- Developers: DROG and University of Cambridge
- Designer: Gusmanson
- Platform: Browser
- Release: February 19, 2018

= Bad News (video game) =

Browser game released in 2018

Bad News is a free browser game in which players take the perspective of a fake news tycoon. It was released on February 19, 2018. The game is classified as a serious game and a newsgame aimed at improving media literacy and social impact. The game was produced by the Dutch media platform "DROG" in collaboration with University of Cambridge scientists. The game has been described by the media as a "fake news vaccine".

==Gameplay==
The purpose of the game is to immunize the public against misinformation by letting players take on the role of a fake news producer. In the game, players earn "badges", each of which correspond to common techniques used in the production of fake news, such as polarization, conspiracy theories, discrediting, trolling, and invoking emotion. The goal is to build your own fake news empire and gain as many followers as possible while maintaining credibility. The game is based on a psychological concept known as inoculation theory, where exposure to weakened doses of common fake news tactics is thought to help confer resistance or psychological immunity against fake news.

==Reception==
The game received the 2020 Brouwers Trust Prize from the Royal Holland Society of Sciences and the Frank Prize in Public Interest Communications from the University of Florida's College of Journalism.
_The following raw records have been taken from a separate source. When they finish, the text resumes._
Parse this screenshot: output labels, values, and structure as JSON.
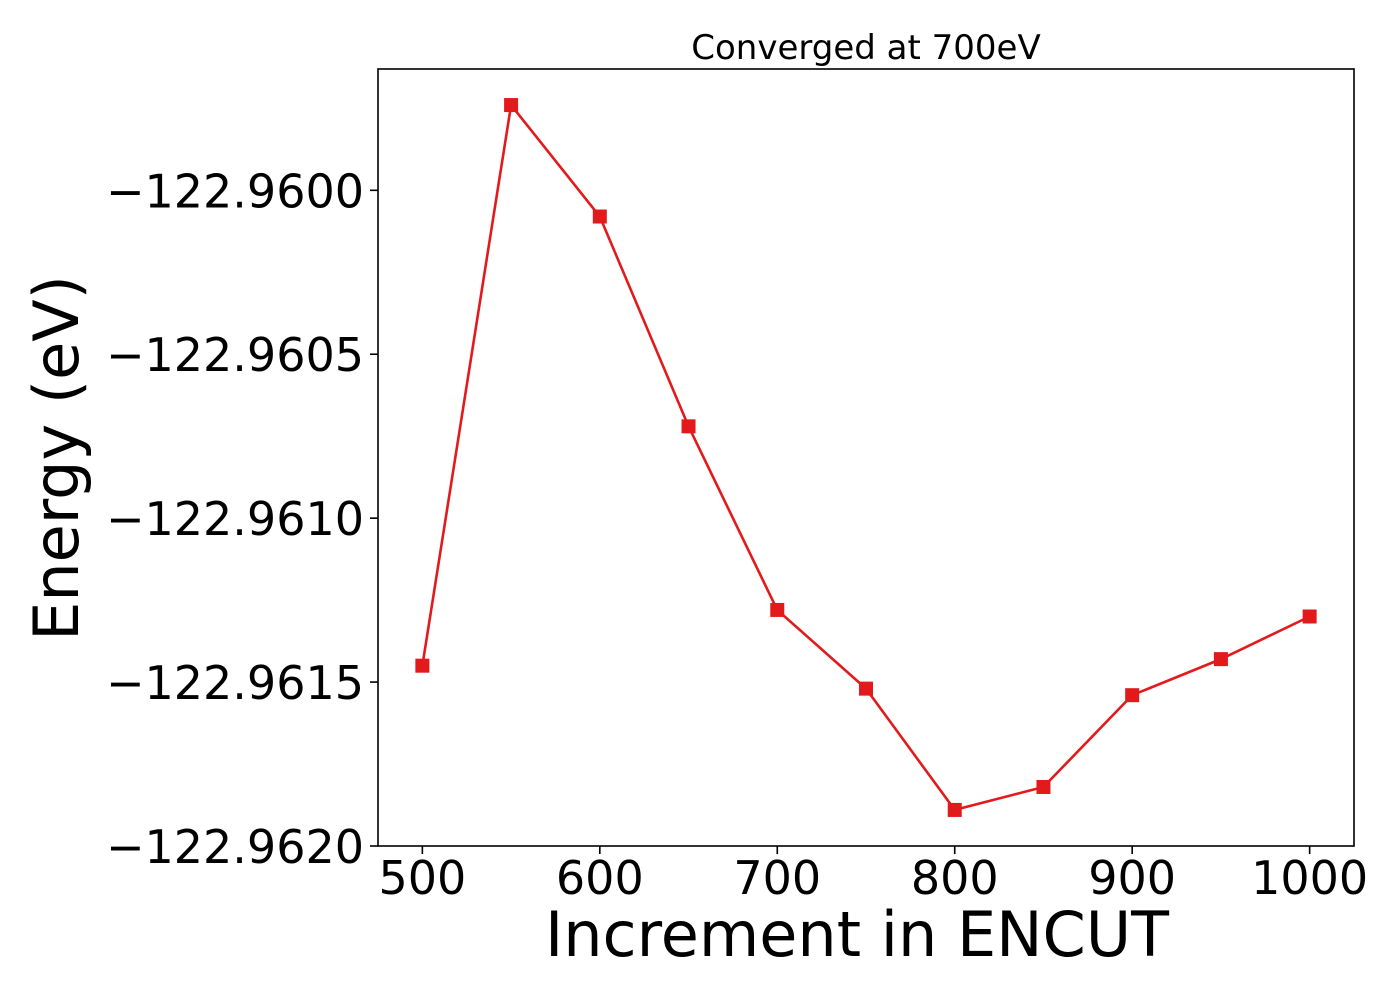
{
  "chart_data": {
    "type": "line",
    "title": "Converged at 700eV",
    "xlabel": "Increment in ENCUT",
    "ylabel": "Energy (eV)",
    "x": [
      500,
      550,
      600,
      650,
      700,
      750,
      800,
      850,
      900,
      950,
      1000
    ],
    "series": [
      {
        "values": [
          -122.96145,
          -122.95974,
          -122.96008,
          -122.96072,
          -122.96128,
          -122.96152,
          -122.96189,
          -122.96182,
          -122.96154,
          -122.96143,
          -122.9613
        ],
        "color": "#e31a1c",
        "marker": "square"
      }
    ],
    "xticks": [
      500,
      600,
      700,
      800,
      900,
      1000
    ],
    "xtick_labels": [
      "500",
      "600",
      "700",
      "800",
      "900",
      "1000"
    ],
    "yticks": [
      -122.96,
      -122.9605,
      -122.961,
      -122.9615,
      -122.962
    ],
    "ytick_labels": [
      "−122.9600",
      "−122.9605",
      "−122.9610",
      "−122.9615",
      "−122.9620"
    ],
    "xlim": [
      475,
      1025
    ],
    "ylim": [
      -122.962,
      -122.95963
    ],
    "grid": false,
    "legend": false
  }
}
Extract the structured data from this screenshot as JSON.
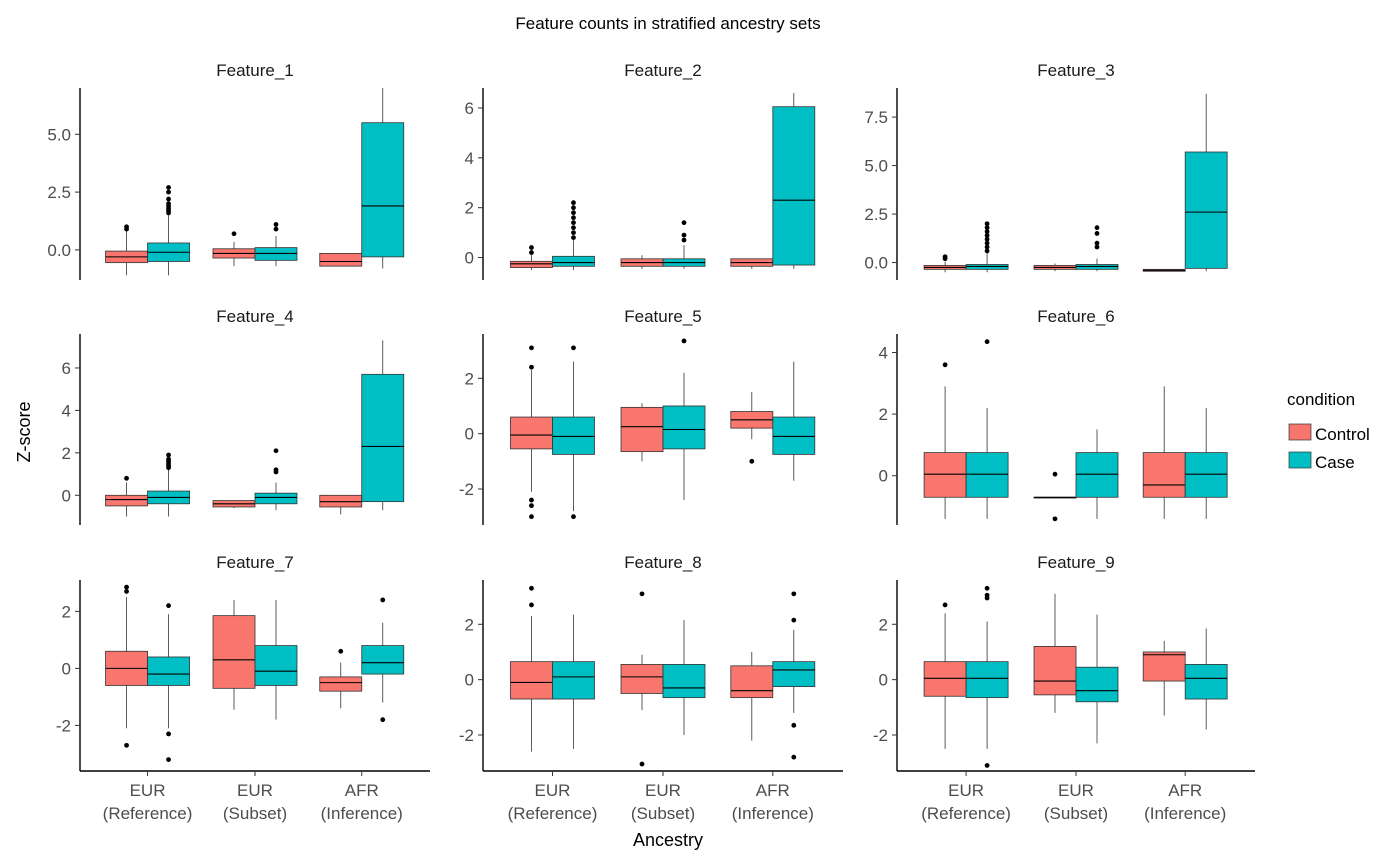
{
  "chart_data": {
    "type": "boxplot",
    "title": "Feature counts in stratified ancestry sets",
    "xlabel": "Ancestry",
    "ylabel": "Z-score",
    "categories": [
      "EUR\n(Reference)",
      "EUR\n(Subset)",
      "AFR\n(Inference)"
    ],
    "legend": {
      "title": "condition",
      "position": "right",
      "entries": [
        {
          "name": "Control",
          "color": "#F8766D"
        },
        {
          "name": "Case",
          "color": "#00BFC4"
        }
      ]
    },
    "panels": [
      {
        "name": "Feature_1",
        "ylim": [
          -1.3,
          7.0
        ],
        "yticks": [
          0,
          2.5,
          5
        ],
        "yticklabels": [
          "0.0",
          "2.5",
          "5.0"
        ],
        "boxes": [
          {
            "category": 0,
            "group": "Control",
            "whislo": -1.1,
            "q1": -0.55,
            "med": -0.3,
            "q3": -0.05,
            "whishi": 0.8,
            "outliers": [
              0.9,
              1.0
            ]
          },
          {
            "category": 0,
            "group": "Case",
            "whislo": -1.1,
            "q1": -0.5,
            "med": -0.1,
            "q3": 0.3,
            "whishi": 1.5,
            "outliers": [
              1.6,
              1.7,
              1.8,
              1.9,
              2.0,
              2.2,
              2.5,
              2.7
            ]
          },
          {
            "category": 1,
            "group": "Control",
            "whislo": -0.7,
            "q1": -0.35,
            "med": -0.15,
            "q3": 0.05,
            "whishi": 0.35,
            "outliers": [
              0.7
            ]
          },
          {
            "category": 1,
            "group": "Case",
            "whislo": -0.7,
            "q1": -0.45,
            "med": -0.15,
            "q3": 0.1,
            "whishi": 0.6,
            "outliers": [
              0.9,
              1.1
            ]
          },
          {
            "category": 2,
            "group": "Control",
            "whislo": -0.7,
            "q1": -0.7,
            "med": -0.5,
            "q3": -0.15,
            "whishi": -0.15,
            "outliers": []
          },
          {
            "category": 2,
            "group": "Case",
            "whislo": -0.8,
            "q1": -0.3,
            "med": 1.9,
            "q3": 5.5,
            "whishi": 7.0,
            "outliers": []
          }
        ]
      },
      {
        "name": "Feature_2",
        "ylim": [
          -0.9,
          6.8
        ],
        "yticks": [
          0,
          2,
          4,
          6
        ],
        "yticklabels": [
          "0",
          "2",
          "4",
          "6"
        ],
        "boxes": [
          {
            "category": 0,
            "group": "Control",
            "whislo": -0.5,
            "q1": -0.4,
            "med": -0.25,
            "q3": -0.15,
            "whishi": 0.1,
            "outliers": [
              0.2,
              0.4
            ]
          },
          {
            "category": 0,
            "group": "Case",
            "whislo": -0.5,
            "q1": -0.35,
            "med": -0.2,
            "q3": 0.05,
            "whishi": 0.7,
            "outliers": [
              0.8,
              1.0,
              1.2,
              1.4,
              1.6,
              1.8,
              2.0,
              2.2
            ]
          },
          {
            "category": 1,
            "group": "Control",
            "whislo": -0.45,
            "q1": -0.35,
            "med": -0.2,
            "q3": -0.05,
            "whishi": 0.1,
            "outliers": []
          },
          {
            "category": 1,
            "group": "Case",
            "whislo": -0.45,
            "q1": -0.35,
            "med": -0.2,
            "q3": -0.05,
            "whishi": 0.5,
            "outliers": [
              0.7,
              0.9,
              1.4
            ]
          },
          {
            "category": 2,
            "group": "Control",
            "whislo": -0.45,
            "q1": -0.35,
            "med": -0.2,
            "q3": -0.05,
            "whishi": -0.05,
            "outliers": []
          },
          {
            "category": 2,
            "group": "Case",
            "whislo": -0.45,
            "q1": -0.3,
            "med": 2.3,
            "q3": 6.05,
            "whishi": 6.6,
            "outliers": []
          }
        ]
      },
      {
        "name": "Feature_3",
        "ylim": [
          -0.9,
          9.0
        ],
        "yticks": [
          0,
          2.5,
          5,
          7.5
        ],
        "yticklabels": [
          "0.0",
          "2.5",
          "5.0",
          "7.5"
        ],
        "boxes": [
          {
            "category": 0,
            "group": "Control",
            "whislo": -0.5,
            "q1": -0.35,
            "med": -0.25,
            "q3": -0.15,
            "whishi": 0.05,
            "outliers": [
              0.2,
              0.3
            ]
          },
          {
            "category": 0,
            "group": "Case",
            "whislo": -0.5,
            "q1": -0.35,
            "med": -0.2,
            "q3": -0.1,
            "whishi": 0.5,
            "outliers": [
              0.6,
              0.8,
              1.0,
              1.2,
              1.4,
              1.6,
              1.8,
              2.0
            ]
          },
          {
            "category": 1,
            "group": "Control",
            "whislo": -0.45,
            "q1": -0.35,
            "med": -0.25,
            "q3": -0.15,
            "whishi": -0.05,
            "outliers": []
          },
          {
            "category": 1,
            "group": "Case",
            "whislo": -0.45,
            "q1": -0.35,
            "med": -0.2,
            "q3": -0.1,
            "whishi": 0.2,
            "outliers": [
              0.8,
              1.0,
              1.5,
              1.8
            ]
          },
          {
            "category": 2,
            "group": "Control",
            "whislo": -0.45,
            "q1": -0.45,
            "med": -0.4,
            "q3": -0.35,
            "whishi": -0.35,
            "outliers": []
          },
          {
            "category": 2,
            "group": "Case",
            "whislo": -0.45,
            "q1": -0.3,
            "med": 2.6,
            "q3": 5.7,
            "whishi": 8.7,
            "outliers": []
          }
        ]
      },
      {
        "name": "Feature_4",
        "ylim": [
          -1.4,
          7.6
        ],
        "yticks": [
          0,
          2,
          4,
          6
        ],
        "yticklabels": [
          "0",
          "2",
          "4",
          "6"
        ],
        "boxes": [
          {
            "category": 0,
            "group": "Control",
            "whislo": -1.0,
            "q1": -0.5,
            "med": -0.2,
            "q3": 0.0,
            "whishi": 0.6,
            "outliers": [
              0.8
            ]
          },
          {
            "category": 0,
            "group": "Case",
            "whislo": -1.0,
            "q1": -0.4,
            "med": -0.1,
            "q3": 0.2,
            "whishi": 1.2,
            "outliers": [
              1.3,
              1.4,
              1.5,
              1.6,
              1.7,
              1.9
            ]
          },
          {
            "category": 1,
            "group": "Control",
            "whislo": -0.6,
            "q1": -0.55,
            "med": -0.4,
            "q3": -0.25,
            "whishi": -0.25,
            "outliers": []
          },
          {
            "category": 1,
            "group": "Case",
            "whislo": -0.7,
            "q1": -0.4,
            "med": -0.1,
            "q3": 0.1,
            "whishi": 0.6,
            "outliers": [
              1.1,
              1.2,
              2.1
            ]
          },
          {
            "category": 2,
            "group": "Control",
            "whislo": -0.9,
            "q1": -0.55,
            "med": -0.3,
            "q3": 0.0,
            "whishi": 0.0,
            "outliers": []
          },
          {
            "category": 2,
            "group": "Case",
            "whislo": -0.7,
            "q1": -0.3,
            "med": 2.3,
            "q3": 5.7,
            "whishi": 7.3,
            "outliers": []
          }
        ]
      },
      {
        "name": "Feature_5",
        "ylim": [
          -3.3,
          3.6
        ],
        "yticks": [
          -2,
          0,
          2
        ],
        "yticklabels": [
          "-2",
          "0",
          "2"
        ],
        "boxes": [
          {
            "category": 0,
            "group": "Control",
            "whislo": -2.1,
            "q1": -0.55,
            "med": -0.05,
            "q3": 0.6,
            "whishi": 2.3,
            "outliers": [
              -3.0,
              -2.6,
              -2.4,
              2.4,
              3.1
            ]
          },
          {
            "category": 0,
            "group": "Case",
            "whislo": -2.8,
            "q1": -0.75,
            "med": -0.1,
            "q3": 0.6,
            "whishi": 2.6,
            "outliers": [
              -3.0,
              3.1
            ]
          },
          {
            "category": 1,
            "group": "Control",
            "whislo": -1.0,
            "q1": -0.65,
            "med": 0.25,
            "q3": 0.95,
            "whishi": 1.1,
            "outliers": []
          },
          {
            "category": 1,
            "group": "Case",
            "whislo": -2.4,
            "q1": -0.55,
            "med": 0.15,
            "q3": 1.0,
            "whishi": 2.2,
            "outliers": [
              3.35
            ]
          },
          {
            "category": 2,
            "group": "Control",
            "whislo": -0.2,
            "q1": 0.2,
            "med": 0.5,
            "q3": 0.8,
            "whishi": 1.5,
            "outliers": [
              -1.0
            ]
          },
          {
            "category": 2,
            "group": "Case",
            "whislo": -1.7,
            "q1": -0.75,
            "med": -0.1,
            "q3": 0.6,
            "whishi": 2.6,
            "outliers": []
          }
        ]
      },
      {
        "name": "Feature_6",
        "ylim": [
          -1.6,
          4.6
        ],
        "yticks": [
          0,
          2,
          4
        ],
        "yticklabels": [
          "0",
          "2",
          "4"
        ],
        "boxes": [
          {
            "category": 0,
            "group": "Control",
            "whislo": -1.4,
            "q1": -0.7,
            "med": 0.05,
            "q3": 0.75,
            "whishi": 2.9,
            "outliers": [
              3.6
            ]
          },
          {
            "category": 0,
            "group": "Case",
            "whislo": -1.4,
            "q1": -0.7,
            "med": 0.05,
            "q3": 0.75,
            "whishi": 2.2,
            "outliers": [
              4.35
            ]
          },
          {
            "category": 1,
            "group": "Control",
            "whislo": -0.7,
            "q1": -0.7,
            "med": -0.7,
            "q3": -0.7,
            "whishi": -0.7,
            "outliers": [
              -1.4,
              0.05
            ]
          },
          {
            "category": 1,
            "group": "Case",
            "whislo": -1.4,
            "q1": -0.7,
            "med": 0.05,
            "q3": 0.75,
            "whishi": 1.5,
            "outliers": []
          },
          {
            "category": 2,
            "group": "Control",
            "whislo": -1.4,
            "q1": -0.7,
            "med": -0.3,
            "q3": 0.75,
            "whishi": 2.9,
            "outliers": []
          },
          {
            "category": 2,
            "group": "Case",
            "whislo": -1.4,
            "q1": -0.7,
            "med": 0.05,
            "q3": 0.75,
            "whishi": 2.2,
            "outliers": []
          }
        ]
      },
      {
        "name": "Feature_7",
        "ylim": [
          -3.6,
          3.1
        ],
        "yticks": [
          -2,
          0,
          2
        ],
        "yticklabels": [
          "-2",
          "0",
          "2"
        ],
        "boxes": [
          {
            "category": 0,
            "group": "Control",
            "whislo": -2.1,
            "q1": -0.6,
            "med": 0.0,
            "q3": 0.6,
            "whishi": 2.5,
            "outliers": [
              -2.7,
              2.7,
              2.85
            ]
          },
          {
            "category": 0,
            "group": "Case",
            "whislo": -2.1,
            "q1": -0.6,
            "med": -0.2,
            "q3": 0.4,
            "whishi": 1.9,
            "outliers": [
              -3.2,
              -2.3,
              2.2
            ]
          },
          {
            "category": 1,
            "group": "Control",
            "whislo": -1.45,
            "q1": -0.7,
            "med": 0.3,
            "q3": 1.85,
            "whishi": 2.4,
            "outliers": []
          },
          {
            "category": 1,
            "group": "Case",
            "whislo": -1.8,
            "q1": -0.6,
            "med": -0.1,
            "q3": 0.8,
            "whishi": 2.4,
            "outliers": []
          },
          {
            "category": 2,
            "group": "Control",
            "whislo": -1.4,
            "q1": -0.8,
            "med": -0.5,
            "q3": -0.3,
            "whishi": 0.2,
            "outliers": [
              0.6
            ]
          },
          {
            "category": 2,
            "group": "Case",
            "whislo": -1.2,
            "q1": -0.2,
            "med": 0.2,
            "q3": 0.8,
            "whishi": 1.6,
            "outliers": [
              -1.8,
              2.4
            ]
          }
        ]
      },
      {
        "name": "Feature_8",
        "ylim": [
          -3.3,
          3.6
        ],
        "yticks": [
          -2,
          0,
          2
        ],
        "yticklabels": [
          "-2",
          "0",
          "2"
        ],
        "boxes": [
          {
            "category": 0,
            "group": "Control",
            "whislo": -2.6,
            "q1": -0.7,
            "med": -0.1,
            "q3": 0.65,
            "whishi": 2.3,
            "outliers": [
              2.7,
              3.3
            ]
          },
          {
            "category": 0,
            "group": "Case",
            "whislo": -2.5,
            "q1": -0.7,
            "med": 0.1,
            "q3": 0.65,
            "whishi": 2.35,
            "outliers": []
          },
          {
            "category": 1,
            "group": "Control",
            "whislo": -1.1,
            "q1": -0.5,
            "med": 0.1,
            "q3": 0.55,
            "whishi": 0.9,
            "outliers": [
              -3.05,
              3.1
            ]
          },
          {
            "category": 1,
            "group": "Case",
            "whislo": -2.0,
            "q1": -0.65,
            "med": -0.3,
            "q3": 0.55,
            "whishi": 2.15,
            "outliers": []
          },
          {
            "category": 2,
            "group": "Control",
            "whislo": -2.2,
            "q1": -0.65,
            "med": -0.4,
            "q3": 0.5,
            "whishi": 1.0,
            "outliers": []
          },
          {
            "category": 2,
            "group": "Case",
            "whislo": -1.2,
            "q1": -0.25,
            "med": 0.35,
            "q3": 0.65,
            "whishi": 1.8,
            "outliers": [
              -2.8,
              -1.65,
              2.15,
              3.1
            ]
          }
        ]
      },
      {
        "name": "Feature_9",
        "ylim": [
          -3.3,
          3.6
        ],
        "yticks": [
          -2,
          0,
          2
        ],
        "yticklabels": [
          "-2",
          "0",
          "2"
        ],
        "boxes": [
          {
            "category": 0,
            "group": "Control",
            "whislo": -2.5,
            "q1": -0.6,
            "med": 0.05,
            "q3": 0.65,
            "whishi": 2.4,
            "outliers": [
              2.7
            ]
          },
          {
            "category": 0,
            "group": "Case",
            "whislo": -2.5,
            "q1": -0.65,
            "med": 0.05,
            "q3": 0.65,
            "whishi": 2.1,
            "outliers": [
              -3.1,
              2.95,
              3.05,
              3.3
            ]
          },
          {
            "category": 1,
            "group": "Control",
            "whislo": -1.2,
            "q1": -0.55,
            "med": -0.05,
            "q3": 1.2,
            "whishi": 3.1,
            "outliers": []
          },
          {
            "category": 1,
            "group": "Case",
            "whislo": -2.3,
            "q1": -0.8,
            "med": -0.4,
            "q3": 0.45,
            "whishi": 2.35,
            "outliers": []
          },
          {
            "category": 2,
            "group": "Control",
            "whislo": -1.3,
            "q1": -0.05,
            "med": 0.9,
            "q3": 1.0,
            "whishi": 1.4,
            "outliers": []
          },
          {
            "category": 2,
            "group": "Case",
            "whislo": -1.8,
            "q1": -0.7,
            "med": 0.05,
            "q3": 0.55,
            "whishi": 1.85,
            "outliers": []
          }
        ]
      }
    ]
  }
}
The game was on exhibit in the London Design Museum for Beazley's Designs of the Year and the University of South Australia's Museum of Discovery and has been the subject of scientific research evaluating its impact on fake news discernment and recognition.

==Localization==
In 2020, localised versions of the game were released for Eastern European markets where Russian-backed disinformation is of particular concern. Debunk.org published multiple-language versions of the game in Russian, Lithuanian, Latvian, Estonian and Polish.